The American quickly adapted to Italy and the Italian game, becoming Milano's leader and one of the league's best players thanks to his atypical – for a center of his height – technical skills and speed.
He led the Serie A in scoring during three consecutive seasons from 1976 to 1978 – with 33.2, 32.9 and 29.6 points per game respectively – and is still to this day the only player to have led both the scoring and rebounding charts in the same season (1976–77).

Jura was signed by the NBA's Cleveland Cavaliers in August 1978, with the Cavs having earlier traded future draft choices to the Bulls for his rights, however Milano's president offered him better terms soon afterwards with the player then settling the contract and returning to Italy.

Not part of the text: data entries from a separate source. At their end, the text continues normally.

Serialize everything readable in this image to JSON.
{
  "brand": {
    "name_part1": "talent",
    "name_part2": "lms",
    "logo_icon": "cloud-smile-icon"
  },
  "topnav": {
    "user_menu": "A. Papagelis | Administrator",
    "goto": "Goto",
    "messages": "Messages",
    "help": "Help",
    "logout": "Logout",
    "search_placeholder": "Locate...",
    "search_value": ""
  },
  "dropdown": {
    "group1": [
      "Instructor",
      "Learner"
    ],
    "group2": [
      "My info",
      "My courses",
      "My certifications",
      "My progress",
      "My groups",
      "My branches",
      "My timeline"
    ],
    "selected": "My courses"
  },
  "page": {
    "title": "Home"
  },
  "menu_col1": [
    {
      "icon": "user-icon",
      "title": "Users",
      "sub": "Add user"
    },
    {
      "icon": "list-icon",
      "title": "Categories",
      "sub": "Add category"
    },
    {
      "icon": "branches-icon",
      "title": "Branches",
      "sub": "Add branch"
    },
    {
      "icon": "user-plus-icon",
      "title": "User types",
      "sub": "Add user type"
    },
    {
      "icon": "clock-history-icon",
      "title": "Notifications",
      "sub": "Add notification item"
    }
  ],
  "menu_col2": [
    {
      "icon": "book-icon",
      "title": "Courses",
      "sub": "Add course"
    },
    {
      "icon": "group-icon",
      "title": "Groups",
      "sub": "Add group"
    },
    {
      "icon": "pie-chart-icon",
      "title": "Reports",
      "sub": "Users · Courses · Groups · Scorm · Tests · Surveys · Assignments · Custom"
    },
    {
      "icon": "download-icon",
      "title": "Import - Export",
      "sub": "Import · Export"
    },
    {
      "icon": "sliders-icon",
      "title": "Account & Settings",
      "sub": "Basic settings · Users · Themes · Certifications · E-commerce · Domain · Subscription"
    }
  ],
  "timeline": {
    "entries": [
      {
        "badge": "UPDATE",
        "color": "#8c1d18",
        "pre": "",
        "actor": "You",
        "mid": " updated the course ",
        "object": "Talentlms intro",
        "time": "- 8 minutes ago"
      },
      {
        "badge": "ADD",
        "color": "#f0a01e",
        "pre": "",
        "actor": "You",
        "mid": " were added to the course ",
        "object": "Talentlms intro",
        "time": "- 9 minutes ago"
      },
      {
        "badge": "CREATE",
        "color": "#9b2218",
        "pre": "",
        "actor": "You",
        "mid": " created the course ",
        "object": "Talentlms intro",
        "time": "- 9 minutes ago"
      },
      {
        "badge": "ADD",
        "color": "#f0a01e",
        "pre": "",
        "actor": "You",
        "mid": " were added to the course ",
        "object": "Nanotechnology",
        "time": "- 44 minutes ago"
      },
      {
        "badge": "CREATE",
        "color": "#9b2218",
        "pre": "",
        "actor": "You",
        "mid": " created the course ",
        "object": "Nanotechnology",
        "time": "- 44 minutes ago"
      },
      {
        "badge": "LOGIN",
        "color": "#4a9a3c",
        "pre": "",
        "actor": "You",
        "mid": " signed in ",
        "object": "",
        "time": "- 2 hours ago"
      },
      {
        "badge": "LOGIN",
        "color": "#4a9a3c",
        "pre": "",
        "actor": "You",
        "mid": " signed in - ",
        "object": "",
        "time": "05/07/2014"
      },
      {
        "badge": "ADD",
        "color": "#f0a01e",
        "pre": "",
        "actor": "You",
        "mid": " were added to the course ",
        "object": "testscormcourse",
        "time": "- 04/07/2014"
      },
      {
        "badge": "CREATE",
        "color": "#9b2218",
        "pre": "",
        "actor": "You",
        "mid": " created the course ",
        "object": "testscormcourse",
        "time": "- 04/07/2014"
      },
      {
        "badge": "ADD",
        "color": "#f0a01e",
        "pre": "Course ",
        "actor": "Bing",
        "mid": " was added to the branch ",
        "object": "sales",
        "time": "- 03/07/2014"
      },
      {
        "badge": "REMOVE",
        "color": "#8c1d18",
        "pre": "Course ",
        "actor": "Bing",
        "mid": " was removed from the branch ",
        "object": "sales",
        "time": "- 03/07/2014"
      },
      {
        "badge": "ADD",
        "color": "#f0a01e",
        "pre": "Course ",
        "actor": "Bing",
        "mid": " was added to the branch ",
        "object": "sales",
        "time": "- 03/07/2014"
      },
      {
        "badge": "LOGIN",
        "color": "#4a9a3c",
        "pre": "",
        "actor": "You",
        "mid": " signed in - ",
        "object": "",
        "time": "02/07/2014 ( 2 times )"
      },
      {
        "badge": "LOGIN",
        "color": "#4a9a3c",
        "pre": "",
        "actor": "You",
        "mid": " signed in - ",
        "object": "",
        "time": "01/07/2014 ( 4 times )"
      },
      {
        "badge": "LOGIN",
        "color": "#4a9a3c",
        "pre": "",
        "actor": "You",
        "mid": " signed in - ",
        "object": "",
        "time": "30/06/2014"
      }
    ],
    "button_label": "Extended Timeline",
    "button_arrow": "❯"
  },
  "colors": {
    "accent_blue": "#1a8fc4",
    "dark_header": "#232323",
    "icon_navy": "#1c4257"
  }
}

Playing for Serie A2 side Sav Bergamo in 1982–83, Jura scored 994 points to help the side obtain a historic promotion.

==Personal==
Jura's mother was of German ancestry while his father was of Czechoslovak ancestry, the latter served as a law enforcement officer which led to Jura being nicknamed "Sheriff" (Sceriffo) in Italy.

He has three children with his wife Janet, Graham, Neely and Dusty, the latter played college basketball for Nebraska-Kearney before a brief professional career.